India has banned the export of wheat, a move likely to push up food prices and fuel hunger in poor countries dependent on imports of the commodity.

The Indian government said it was introducing a ban on overseas sales “to ensure the country’s overall food security and to support the needs of neighboring countries and other vulnerable countries”.

However, she said she would continue to allow exports for which letters of credit had already been issued and would consider sales to countries looking to meet their food security needs.

The announcement, one of the latest protectionist measures taken by food-exporting countries following this year’s price spike, follows denials by Indian government officials that they would halt wheat exports.

India had closed the export supply gap in international wheat markets left by Ukraine after Russia invaded, but concerns had increased over export restrictions amid a heatwave that has ravaged the country since March.

The reversal came after Indian government data this week showed that domestic inflation rose to its highest level in eight years, with rising food prices alarming policymakers.

Traders were predicting chaotic trading in international wheat markets when they open early next week as the ban would come as a blow to buyers looking for wheat supplies. “This is an absolute bomb,” said Swithun Still, a Swiss-based grain trader. “There will be panic in the wheat futures markets when they open,” he added.

India, one of the world’s largest wheat producers, had a bumper harvest last year while some other key exporters, including Canada and Argentina, suffered from poor weather.

India’s wheat exports soared to a record high of more than 7 million tons a year, which ended in March when the war all but halted exports from Ukraine.

But the scorching heat of March and April, where temperatures soared to 45C hit large parts of India’s wheat belt, has heightened concerns about the country’s domestic supply.
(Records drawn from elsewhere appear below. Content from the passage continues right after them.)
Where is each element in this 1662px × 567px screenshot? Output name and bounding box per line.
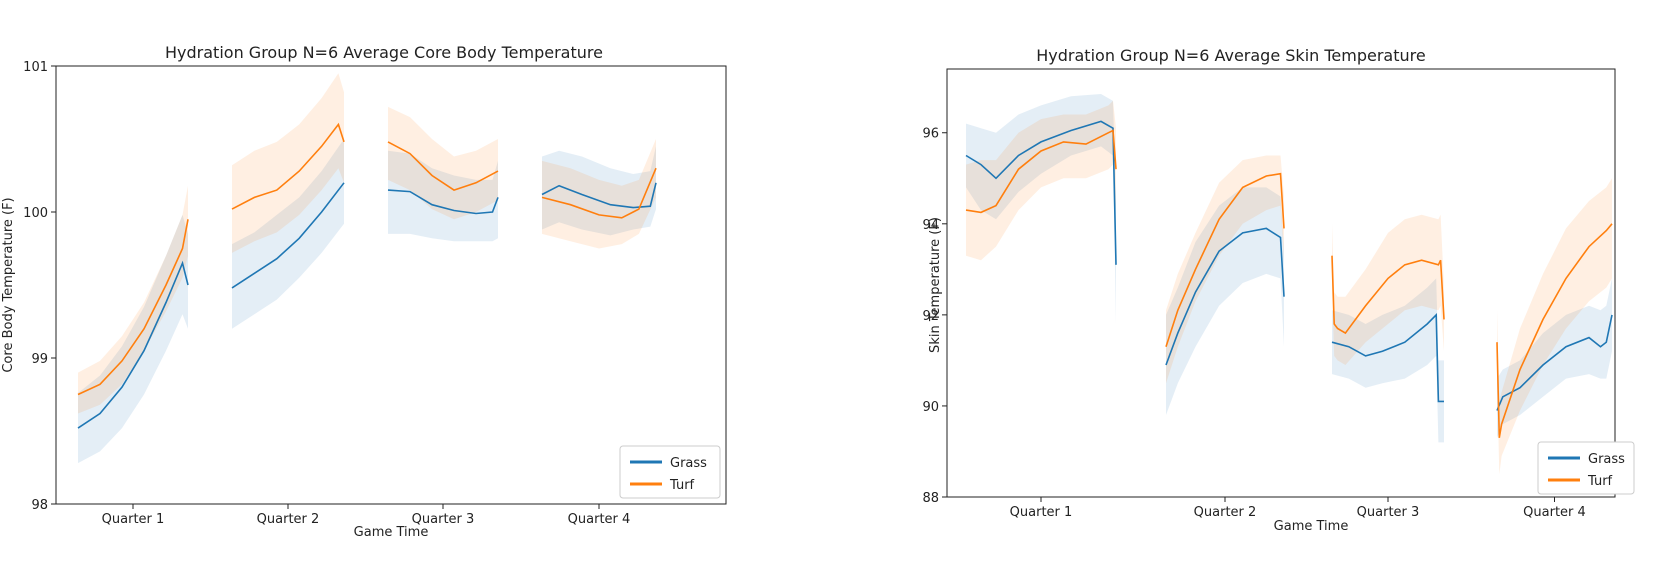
chart1-xtick-label: Quarter 2: [257, 512, 320, 527]
chart2-ytick-label: 92: [922, 309, 939, 324]
chart1-x-label: Game Time: [354, 525, 429, 540]
chart1-ytick-label: 100: [23, 206, 48, 221]
chart2-x-label: Game Time: [1274, 519, 1349, 534]
chart1-turf-band-q1: [78, 185, 188, 414]
chart1-turf-line-q1: [77, 219, 189, 396]
chart1-grass-line-q3: [387, 189, 499, 215]
chart2-grass-band-q4: [1497, 278, 1612, 438]
chart1-turf-band-q4: [542, 139, 656, 249]
chart2-x-ticks: Quarter 1 Quarter 2 Quarter 3 Quarter 4: [1010, 497, 1586, 520]
chart2-legend-box: [1537, 441, 1635, 495]
chart1-y-ticks: 98 99 100 101: [23, 60, 56, 513]
chart2-grass-band-q1: [966, 94, 1116, 324]
chart2-grass-band-q3: [1332, 278, 1444, 443]
chart1-title: Hydration Group N=6 Average Core Body Te…: [165, 43, 603, 62]
chart1-grass-band-q2: [232, 139, 344, 329]
chart2-xtick-label: Quarter 2: [1194, 505, 1257, 520]
core-temp-chart: Hydration Group N=6 Average Core Body Te…: [1, 43, 727, 540]
chart1-plot-area: [77, 73, 657, 464]
chart1-xtick-label: Quarter 3: [412, 512, 475, 527]
chart2-turf-line-q1: [965, 129, 1117, 214]
chart1-ytick-label: 101: [23, 60, 48, 75]
chart1-grass-line-q2: [231, 182, 345, 289]
chart2-xtick-label: Quarter 4: [1523, 505, 1586, 520]
chart1-turf-band-q2: [232, 73, 344, 253]
chart1-xtick-label: Quarter 4: [568, 512, 631, 527]
chart2-plot-area: [965, 94, 1613, 475]
chart2-turf-line-q2: [1165, 172, 1285, 347]
chart2-title: Hydration Group N=6 Average Skin Tempera…: [1036, 46, 1425, 65]
chart1-grass-band-q3: [388, 150, 498, 242]
chart2-ytick-label: 88: [922, 491, 939, 506]
chart2-ytick-label: 96: [922, 127, 939, 142]
chart1-turf-line-q2: [231, 122, 345, 210]
chart1-turf-line-q4: [541, 167, 657, 219]
chart1-y-label: Core Body Temperature (F): [1, 197, 16, 372]
chart1-grass-band-q1: [78, 214, 188, 464]
chart2-grass-line-q1: [965, 120, 1117, 265]
chart2-grass-line-q2: [1165, 227, 1285, 366]
chart1-x-ticks: Quarter 1 Quarter 2 Quarter 3 Quarter 4: [102, 504, 631, 527]
skin-temp-chart: Hydration Group N=6 Average Skin Tempera…: [922, 46, 1635, 534]
chart2-legend: Grass Turf: [1537, 441, 1635, 495]
chart2-y-ticks: 88 90 92 94 96: [922, 127, 947, 506]
chart2-y-label: Skin Temperature (F): [928, 217, 943, 353]
chart1-grass-line-q1: [77, 260, 189, 429]
chart2-grass-band-q2: [1166, 187, 1284, 415]
chart1-ytick-label: 99: [31, 352, 48, 367]
chart2-turf-band-q1: [966, 100, 1116, 261]
chart2-xtick-label: Quarter 1: [1010, 505, 1073, 520]
chart1-ytick-label: 98: [31, 498, 48, 513]
chart1-turf-band-q3: [388, 106, 498, 220]
chart1-xtick-label: Quarter 1: [102, 512, 165, 527]
chart2-turf-line-q4: [1496, 223, 1613, 438]
chart2-axes-frame: [946, 68, 1616, 498]
chart2-turf-band-q2: [1166, 155, 1284, 384]
chart1-legend: Grass Turf: [619, 445, 721, 499]
chart1-axes-frame: [55, 65, 727, 505]
chart1-grass-band-q4: [542, 146, 656, 236]
chart1-grass-line-q4: [541, 182, 657, 209]
chart1-legend-turf-label: Turf: [669, 478, 695, 493]
chart2-turf-band-q3: [1332, 214, 1444, 365]
chart2-ytick-label: 94: [922, 218, 939, 233]
chart2-turf-line-q3: [1331, 255, 1445, 335]
chart1-legend-grass-label: Grass: [670, 456, 707, 471]
chart2-xtick-label: Quarter 3: [1357, 505, 1420, 520]
chart1-turf-line-q3: [387, 141, 499, 191]
chart2-legend-turf-label: Turf: [1587, 474, 1613, 489]
chart2-ytick-label: 90: [922, 400, 939, 415]
chart2-grass-line-q3: [1331, 313, 1444, 403]
chart2-turf-band-q4: [1497, 178, 1612, 475]
chart2-grass-line-q4: [1496, 314, 1613, 411]
chart2-legend-grass-label: Grass: [1588, 452, 1625, 467]
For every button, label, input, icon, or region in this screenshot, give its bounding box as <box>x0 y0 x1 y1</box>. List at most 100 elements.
With several weeks of heat expected before the annual monsoon kicks in next month, the government recently cut its forecast for the current crop by 5 percent to 105 million tonnes for the year to June.

Bar chart of the forecast for the upcoming crop year 2022-23 (million tons) with the world's top ten wheat exporters

Wheat prices are at staggering levels due to supply problems caused by the Ukraine war and droughts around the world. The US Department of Agriculture forecast that global inventories for the upcoming crop year would fall for the first time in four years. “The USDA has made it clear that we are headed for a global food crisis,” said Carlos Mera, an analyst at Rabobank. “The next 12 months will be very challenging.”

Chicago wheat futures, the international benchmark, closed at $11.6725 a bushel, up 50 percent from the start of the year, while the European wheat futures market was trading at €410.75 a ton, just below its record high in March.

India’s April CPI rose 7.8 percent from a year earlier, the highest reading since 2014, according to data released on Thursday.

Concerns about the rapid rise in prices prompted the Reserve Bank of India to hike interest rates unexpectedly for the first time in four years this month.